A HIGHER federal minimum wage is a key plank of President Obama’s anti-
inequality platform, and he is likely to repeat that popular proposal in his State of the Union address. Phasing in a raise from $7.25 per hour, the current level, to $10.10, as Mr. Obama suggests, would help many hard-pressed low-income Americans.

But it’s easy to overstate the impact. First, there’s the risk a higher minimum would reduce employment in some low-wage industries, albeit marginally. Second, a federal increase would be partially redundant in the 21 states and the District where the minimum is already higher than $7.25; these jurisdictions account for more than half of the nation’s population. The largest state, California, will have a $10.00 minimum by Jan. 1, 2016. Third, 80 percent of the beneficiaries would not be poor, according to a recent report by Isabel Sawhill and Quentin Karpilow of the Brookings Institution. Indeed, 30 percent of them live in households earning above $60,000.

If Mr. Obama and Congress want to maximize the benefits to struggling working people, they’ll pair action on the minimum wage with reforms to the government’s largest benefit program targeting the working poor: the Earned Income Tax Credit (EITC). The EITC provides an annual wage supplement to workers based on their earnings, their marital status and how many children they have. Over the years, it has proven highly successful at boosting work effort and reducing poverty. But it remains incomplete; the most salient defect is the EITC’s treatment of single, childless workers, who remain eligible for at most $487 per year. By contrast, the maximum benefit for a family with three children is just over $6,000 per year.

It won’t be cheap to boost the EITC, whose total cost at present is over $60 billion per year. But, as Ms. Sawhill and Mr. Karpilow pointed out, a higher minimum wage would save the government money because of recipients’ reduced need for federal benefits, and some of those savings could be applied to the EITC. They also argue for better targeting of the EITC by nearly quadrupling the maximum benefit to single, childless workers and by shifting resources to workers with younger families as opposed to those with more, older children. The boost to young singles would come at the slight expense of those over 39. They would also eliminate marriage penalties in the current law. Overall, the Sawhill-Karpilow proposal would reduce the poverty rate by 1.1 percentage points without any additional cost to the government.

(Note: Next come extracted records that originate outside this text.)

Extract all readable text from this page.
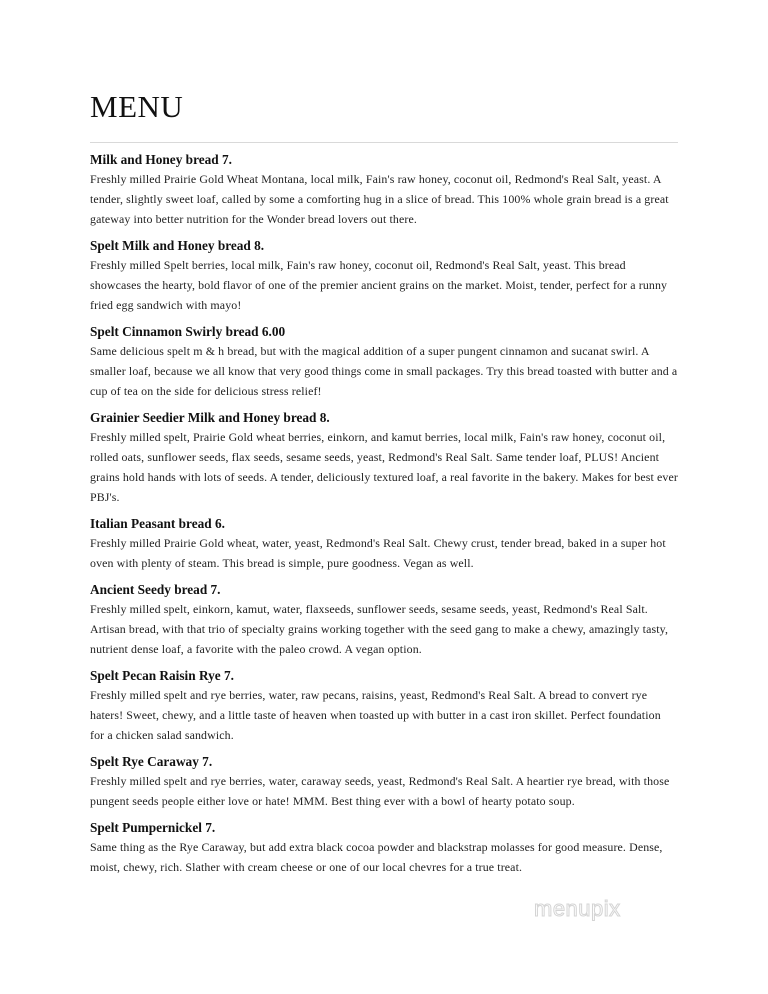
MENU
Milk and Honey bread 7.

Freshly milled Prairie Gold Wheat Montana, local milk, Fain's raw honey, coconut oil, Redmond's Real Salt, yeast. A tender, slightly sweet loaf, called by some a comforting hug in a slice of bread. This 100% whole grain bread is a great gateway into better nutrition for the Wonder bread lovers out there.

Spelt Milk and Honey bread 8.

Freshly milled Spelt berries, local milk, Fain's raw honey, coconut oil, Redmond's Real Salt, yeast. This bread showcases the hearty, bold flavor of one of the premier ancient grains on the market. Moist, tender, perfect for a runny fried egg sandwich with mayo!

Spelt Cinnamon Swirly bread 6.00

Same delicious spelt m & h bread, but with the magical addition of a super pungent cinnamon and sucanat swirl. A smaller loaf, because we all know that very good things come in small packages. Try this bread toasted with butter and a cup of tea on the side for delicious stress relief!

Grainier Seedier Milk and Honey bread 8.

Freshly milled spelt, Prairie Gold wheat berries, einkorn, and kamut berries, local milk, Fain's raw honey, coconut oil, rolled oats, sunflower seeds, flax seeds, sesame seeds, yeast, Redmond's Real Salt. Same tender loaf, PLUS! Ancient grains hold hands with lots of seeds. A tender, deliciously textured loaf, a real favorite in the bakery. Makes for best ever PBJ's.

Italian Peasant bread 6.

Freshly milled Prairie Gold wheat, water, yeast, Redmond's Real Salt. Chewy crust, tender bread, baked in a super hot oven with plenty of steam. This bread is simple, pure goodness. Vegan as well.

Ancient Seedy bread 7.

Freshly milled spelt, einkorn, kamut, water, flaxseeds, sunflower seeds, sesame seeds, yeast, Redmond's Real Salt. Artisan bread, with that trio of specialty grains working together with the seed gang to make a chewy, amazingly tasty, nutrient dense loaf, a favorite with the paleo crowd. A vegan option.

Spelt Pecan Raisin Rye 7.

Freshly milled spelt and rye berries, water, raw pecans, raisins, yeast, Redmond's Real Salt. A bread to convert rye haters! Sweet, chewy, and a little taste of heaven when toasted up with butter in a cast iron skillet. Perfect foundation for a chicken salad sandwich.

Spelt Rye Caraway 7.

Freshly milled spelt and rye berries, water, caraway seeds, yeast, Redmond's Real Salt. A heartier rye bread, with those pungent seeds people either love or hate! MMM. Best thing ever with a bowl of hearty potato soup.

Spelt Pumpernickel 7.

Same thing as the Rye Caraway, but add extra black cocoa powder and blackstrap molasses for good measure. Dense, moist, chewy, rich. Slather with cream cheese or one of our local chevres for a true treat.

menupix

Not everyone agrees with the plan’s trade-offs — it shifts resources within EITC recipient groups as opposed to just boosting the overall program’s cost and finding offsetting tax increases or spending cuts elsewhere. Still, it’s a politically realistic attempt to tackle several big issues — incomes, work effort and family formation — at once. Most important, the plan reminds voters that employers can’t do the entire job of fighting poverty. That’s a burden government must share.